LONDON (Reuters Breakingviews) - Many economists love Uber. They look at the quasi-taxi company’s aggressive disruption of local monopolies as a case study in the power and wonder of free markets. They could hardly be more wrong.
The theoretical appeal seems irresistible. Every one of the 40 distinguished economists who answered a 2014 survey from the University of Chicago’s Initiative on Global Markets agreed that consumer welfare was increased when “car services such as Uber or Lyft compete with taxi firms on equal footing regarding genuine safety and insurance requirements”. They were far too kind. The business model of Uber, the undisputed global market leader in this business, contravenes the wisdom of no less than six different types of economists.
The enthusiastic generalists come first, because Uber does not compete on their desired equal footing. Indeed, in the four years since the poll was taken it has turned into a zombie company. Without optimistic investors pumping in cash it could not stay in business for long, not with losses amounting to 7.4 percent of total bookings in the second quarter of this year, ignoring the fiction that payments received but passed to drivers are not revenue.

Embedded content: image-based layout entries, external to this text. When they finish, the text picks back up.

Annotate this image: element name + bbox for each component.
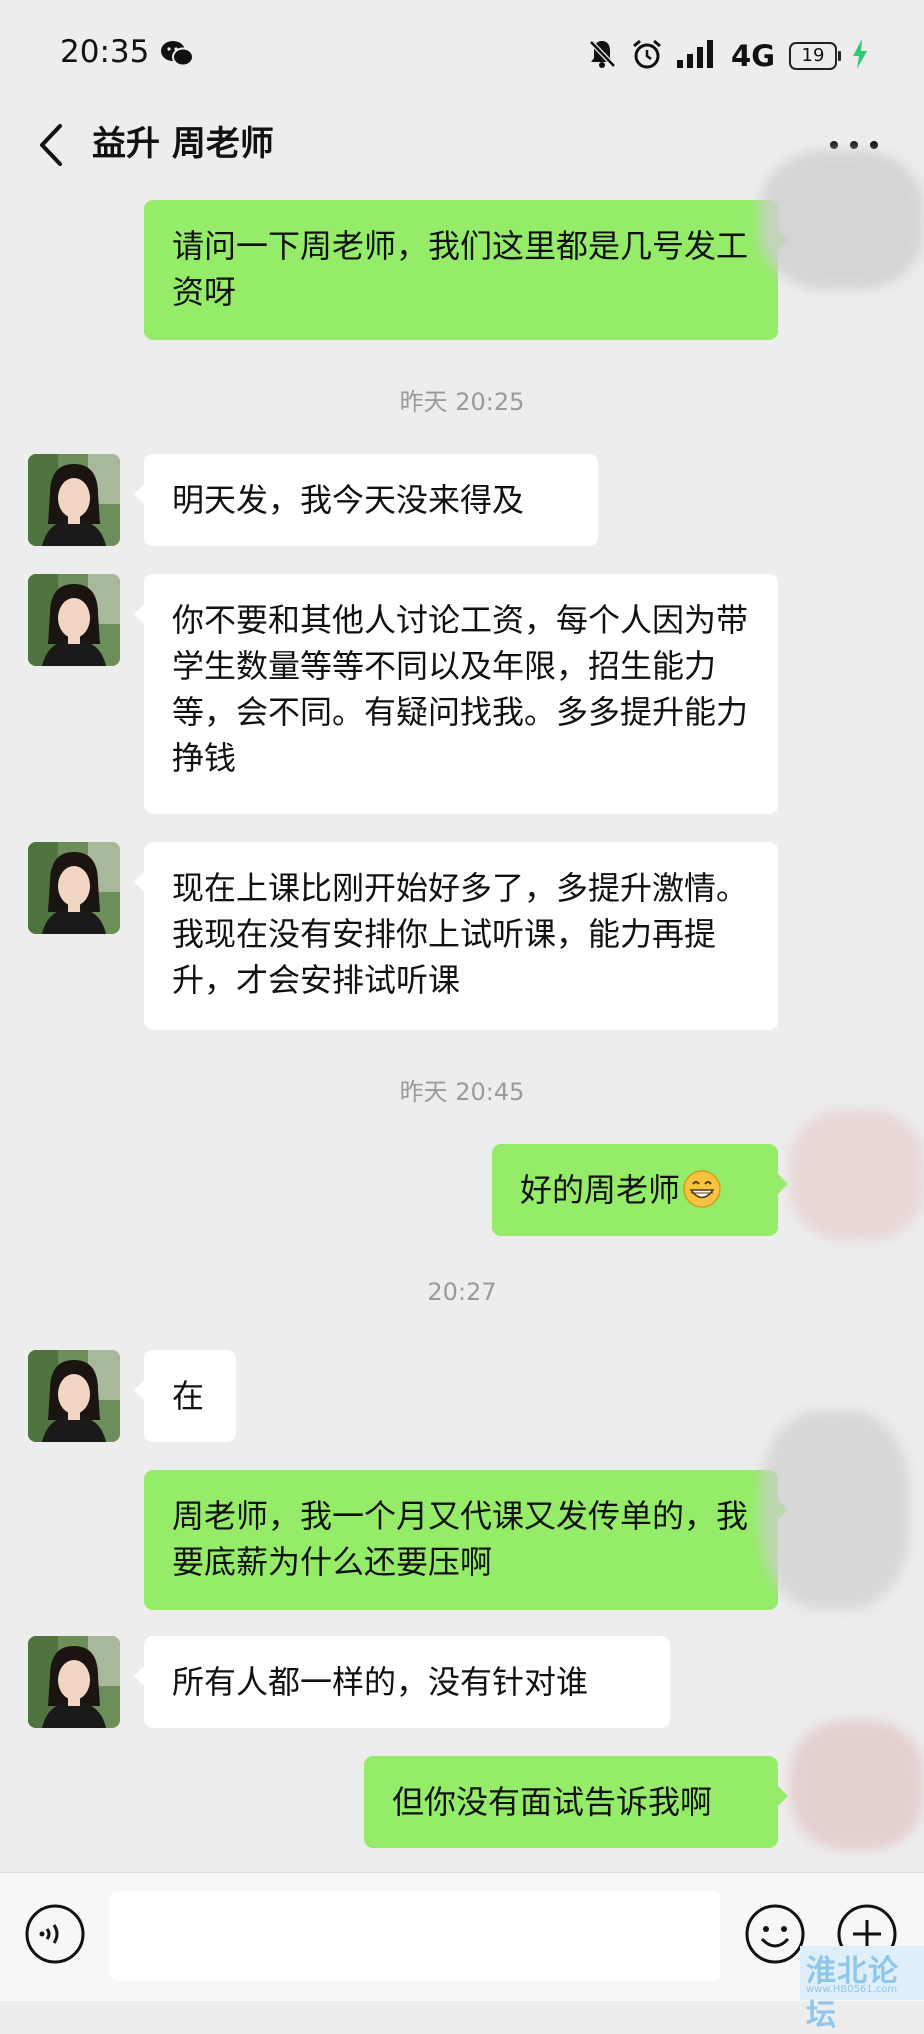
redaction-smudge <box>760 150 924 290</box>
status-time: 20:35 <box>60 34 150 70</box>
avatar[interactable] <box>28 1350 120 1442</box>
message-text: 你不要和其他人讨论工资，每个人因为带学生数量等等不同以及年限，招生能力等，会不同… <box>172 601 749 777</box>
outgoing-message[interactable]: 周老师，我一个月又代课又发传单的，我要底薪为什么还要压啊 <box>144 1470 788 1610</box>
message-timestamp: 20:27 <box>427 1278 497 1306</box>
back-button[interactable] <box>32 120 72 170</box>
outgoing-message[interactable]: 请问一下周老师，我们这里都是几号发工资呀 <box>144 200 788 340</box>
message-text: 好的周老师 <box>520 1171 681 1209</box>
redaction-smudge <box>760 1410 910 1610</box>
message-text: 但你没有面试告诉我啊 <box>392 1783 713 1821</box>
message-text: 请问一下周老师，我们这里都是几号发工资呀 <box>172 227 749 311</box>
message-input[interactable] <box>110 1891 720 1981</box>
avatar[interactable] <box>28 1636 120 1728</box>
incoming-message[interactable]: 现在上课比刚开始好多了，多提升激情。我现在没有安排你上试听课，能力再提升，才会安… <box>134 842 778 1030</box>
incoming-message[interactable]: 所有人都一样的，没有针对谁 <box>134 1636 670 1728</box>
message-text: 所有人都一样的，没有针对谁 <box>172 1663 589 1701</box>
status-bar: 20:35 4G 19 <box>0 0 924 110</box>
outgoing-message[interactable]: 但你没有面试告诉我啊 <box>364 1756 788 1848</box>
mute-icon <box>587 38 617 74</box>
message-timestamp: 昨天 20:25 <box>399 388 525 416</box>
message-text: 明天发，我今天没来得及 <box>172 481 525 519</box>
message-text: 现在上课比刚开始好多了，多提升激情。我现在没有安排你上试听课，能力再提升，才会安… <box>172 869 749 999</box>
message-timestamp: 昨天 20:45 <box>399 1078 525 1106</box>
incoming-message[interactable]: 明天发，我今天没来得及 <box>134 454 598 546</box>
avatar[interactable] <box>28 454 120 546</box>
avatar[interactable] <box>28 842 120 934</box>
redaction-smudge <box>790 1110 924 1240</box>
voice-input-button[interactable] <box>24 1903 86 1965</box>
redaction-smudge <box>790 1720 924 1850</box>
alarm-icon <box>631 38 663 74</box>
chat-title: 益升 周老师 <box>92 124 274 164</box>
watermark-url: www.HB0561.com <box>806 1984 898 1995</box>
outgoing-message[interactable]: 好的周老师 <box>492 1144 788 1236</box>
network-type: 4G <box>731 39 775 73</box>
incoming-message[interactable]: 在 <box>134 1350 236 1442</box>
grin-emoji-icon <box>682 1169 722 1209</box>
wechat-notification-icon <box>160 40 194 68</box>
signal-icon <box>677 40 717 72</box>
input-bar <box>0 1872 924 2001</box>
avatar[interactable] <box>28 574 120 666</box>
emoji-button[interactable] <box>744 1903 806 1965</box>
battery-icon: 19 <box>789 42 841 70</box>
incoming-message[interactable]: 你不要和其他人讨论工资，每个人因为带学生数量等等不同以及年限，招生能力等，会不同… <box>134 574 778 814</box>
forum-watermark: 淮北论坛 www.HB0561.com <box>800 1946 924 2033</box>
charging-icon <box>851 39 869 73</box>
message-text: 周老师，我一个月又代课又发传单的，我要底薪为什么还要压啊 <box>172 1497 749 1581</box>
message-text: 在 <box>172 1377 205 1415</box>
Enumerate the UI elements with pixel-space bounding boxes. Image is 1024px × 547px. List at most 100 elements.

Thanks to this financial advantage, Uber can take high market shares by luring customers with unsustainably low prices. Management claims the business is close to profitable in some cities. If so, it must be taking really big hits elsewhere. Since Uber is already an efficient operator in its ride-hailing business, the main route to solid profitability in its core business runs through higher prices for customers. The only way to give the company’s investors the huge returns they are anticipating is by engaging in anti-competitive behaviour. That is not the way free markets are supposed to work.

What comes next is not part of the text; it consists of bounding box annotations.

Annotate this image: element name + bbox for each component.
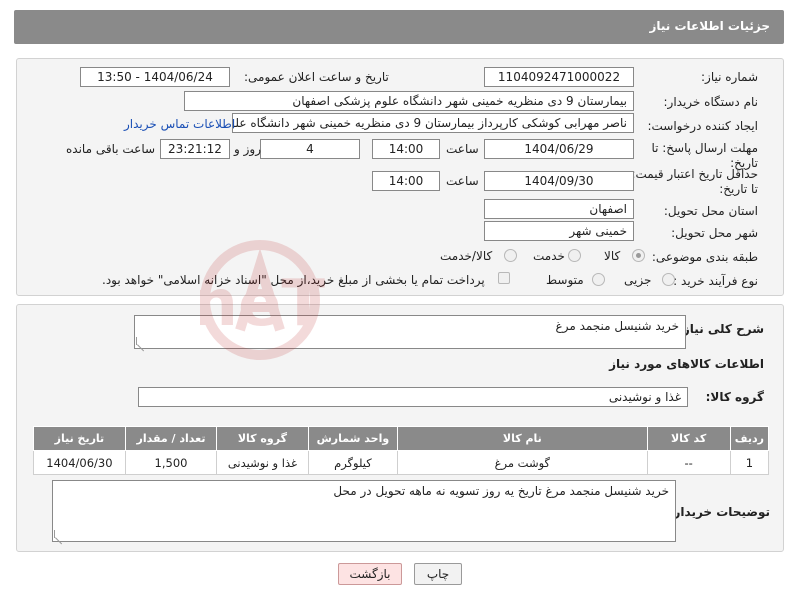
creator-label: ایجاد کننده درخواست: [647,119,758,133]
cell-code: -- [646,450,731,475]
days-field: 4 [260,139,360,159]
process-medium-radio[interactable] [592,273,605,286]
contact-buyer-link[interactable]: اطلاعات تماس خریدار [124,117,235,131]
goods-group-field: غذا و نوشیدنی [138,387,688,407]
cell-row: 1 [729,450,770,475]
cell-unit: کیلوگرم [307,450,399,475]
description-textarea[interactable]: خرید شنیسل منجمد مرغ [134,315,686,349]
province-field: اصفهان [484,199,634,219]
remaining-time-field: 23:21:12 [160,139,230,159]
goods-table-wrap: ردیف کد کالا نام کالا واحد شمارش گروه کا… [33,426,770,475]
col-date: تاریخ نیاز [33,426,126,451]
description-label: شرح کلی نیاز: [678,322,764,336]
category-label: طبقه بندی موضوعی: [651,250,758,264]
buyer-notes-resize-icon[interactable] [54,530,62,538]
print-button[interactable]: چاپ [414,563,462,585]
col-name: نام کالا [397,426,648,451]
page-header: جزئیات اطلاعات نیاز [14,10,784,44]
days-label: روز و [234,142,261,156]
category-goods-radio[interactable] [632,249,645,262]
price-valid-time-label: ساعت [446,174,479,188]
cell-qty: 1,500 [124,450,218,475]
treasury-payment-checkbox[interactable] [498,272,510,284]
col-group: گروه کالا [216,426,309,451]
process-minor-radio[interactable] [662,273,675,286]
city-label: شهر محل تحویل: [671,226,758,240]
goods-section-title: اطلاعات کالاهای مورد نیاز [609,357,764,371]
col-unit: واحد شمارش [307,426,399,451]
price-valid-time-field: 14:00 [372,171,440,191]
goods-group-label: گروه کالا: [705,390,764,404]
announce-field: 1404/06/24 - 13:50 [80,67,230,87]
treasury-payment-note: پرداخت تمام یا بخشی از مبلغ خرید،از محل … [102,273,485,287]
need-number-field: 1104092471000022 [484,67,634,87]
creator-field: ناصر مهرابی کوشکی کارپرداز بیمارستان 9 د… [232,113,634,133]
category-goods-label: کالا [604,249,621,263]
table-row: 1 -- گوشت مرغ کیلوگرم غذا و نوشیدنی 1,50… [33,450,770,475]
deadline-time-label: ساعت [446,142,479,156]
buyer-org-field: بیمارستان 9 دی منظریه خمینی شهر دانشگاه … [184,91,634,111]
buyer-notes-textarea[interactable]: خرید شنیسل منجمد مرغ تاریخ یه روز تسویه … [52,480,676,542]
page-title: جزئیات اطلاعات نیاز [649,19,770,33]
remaining-time-label: ساعت باقی مانده [66,142,156,156]
col-row: ردیف [729,426,770,451]
back-button[interactable]: بازگشت [338,563,402,585]
deadline-time-field: 14:00 [372,139,440,159]
buyer-org-label: نام دستگاه خریدار: [663,95,759,109]
process-label: نوع فرآیند خرید : [673,274,758,288]
col-code: کد کالا [646,426,731,451]
col-qty: تعداد / مقدار [124,426,218,451]
category-both-label: کالا/خدمت [440,249,493,263]
price-valid-date-field: 1404/09/30 [484,171,634,191]
city-field: خمینی شهر [484,221,634,241]
process-minor-label: جزیی [624,273,652,287]
cell-date: 1404/06/30 [33,450,126,475]
category-both-radio[interactable] [504,249,517,262]
announce-label: تاریخ و ساعت اعلان عمومی: [244,70,389,84]
province-label: استان محل تحویل: [663,204,758,218]
cell-name: گوشت مرغ [397,450,648,475]
buyer-notes-label: توضیحات خریدار: [668,505,770,519]
process-medium-label: متوسط [546,273,584,287]
price-valid-label: حداقل تاریخ اعتبار قیمت: تا تاریخ: [631,167,758,196]
category-service-radio[interactable] [568,249,581,262]
deadline-date-field: 1404/06/29 [484,139,634,159]
cell-group: غذا و نوشیدنی [216,450,309,475]
description-resize-icon[interactable] [136,337,144,345]
need-number-label: شماره نیاز: [701,70,758,84]
goods-table-header: ردیف کد کالا نام کالا واحد شمارش گروه کا… [33,426,770,451]
goods-table: ردیف کد کالا نام کالا واحد شمارش گروه کا… [33,426,770,475]
category-service-label: خدمت [533,249,565,263]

The second group of economists who should dislike Uber are specialists in labour markets. They know that the standard early industrial practice of pushing down wages as far as possible is bad, for the affected workers and for the whole economy. Uber, however, has not learned the lesson. Its drivers get a rough deal.
Not only are they deprived of the protection and benefits which come with the legal status of full or part-time employees, but they are responsible for providing the business’s largest capital asset – its cars. Many quit when they find out how much maintenance expense cuts down their earnings. Only 25 percent of them last for a full year, according to a 2017 internal study reported by The Information technology news service. Of course, fares would rise if Uber paid its workers fairly, and the path to profitability would be even steeper.
Transit economists are a third aggrieved group. They have learned that free markets do little to help arrange urban travel, because the full costs and benefits from the different modes of transport cannot be captured by prices. For example, it is politically impossible to charge drivers the full cost of providing good roads, while many of the gains from public transit are reaped by non-users.
What the transit pros see in Uber is a company that in most cities puts more cars on already crowded roads, because so many of its passengers would otherwise have walked or taken mass transit. Even compared to self-driving, Uber adds the road-time of picking up passengers. A 2018 study by Schaller Consulting showed that in the United States Uber and its competitors added 2.6 miles of car driving for every mile that passengers did not drive themselves.
Management experts are not always considered economists, but whatever they are called, they are the fourth group who should be Uber-angry. The company’s notion of strategy is just about the opposite of best practice, even leaving aside the antics of Travis Kalanick, the now expelled founder, and the continuing desire to increase unprofitable revenue. No theory can justify this money-losing company trying to make self-driving vehicles. Ventures such as scooter rental and catering are basically distractions for managers of the zombie core business. Food delivery is the only Uber diversification that takes some advantage from the corporate expertise.
Fifth on the list are regulatory economists. They can provide some comfort to Uber fans, as well as to many customers, since Kalanick really did attack many inefficient and unjust local arrangements. However, no app can guarantee fair prices, competent drivers and cars that are available when needed. Only good regulation can do that. And as London’s threat to suspend Uber’s licence demonstrated, good regulators will not look kindly on the relative newcomer’s aggressive approach, even if current boss Dara Khosrowshahi is cutting back somewhat on the bellicosity.
Finally, Uber should give financial economists a queasy feeling. They like to think that their beloved financial markets make good judgments of all available information. If their efficient market hypothesis were true, then bankers planning Uber’s initial public offering would not be suggesting the $120 billion valuation floated in some news reports. For a company with annualised sales of around $50 billion, large current losses, no clear path to sustainable profitability and serious questions about its future relations with regulators, something much closer to zero looks more in line with sound economics.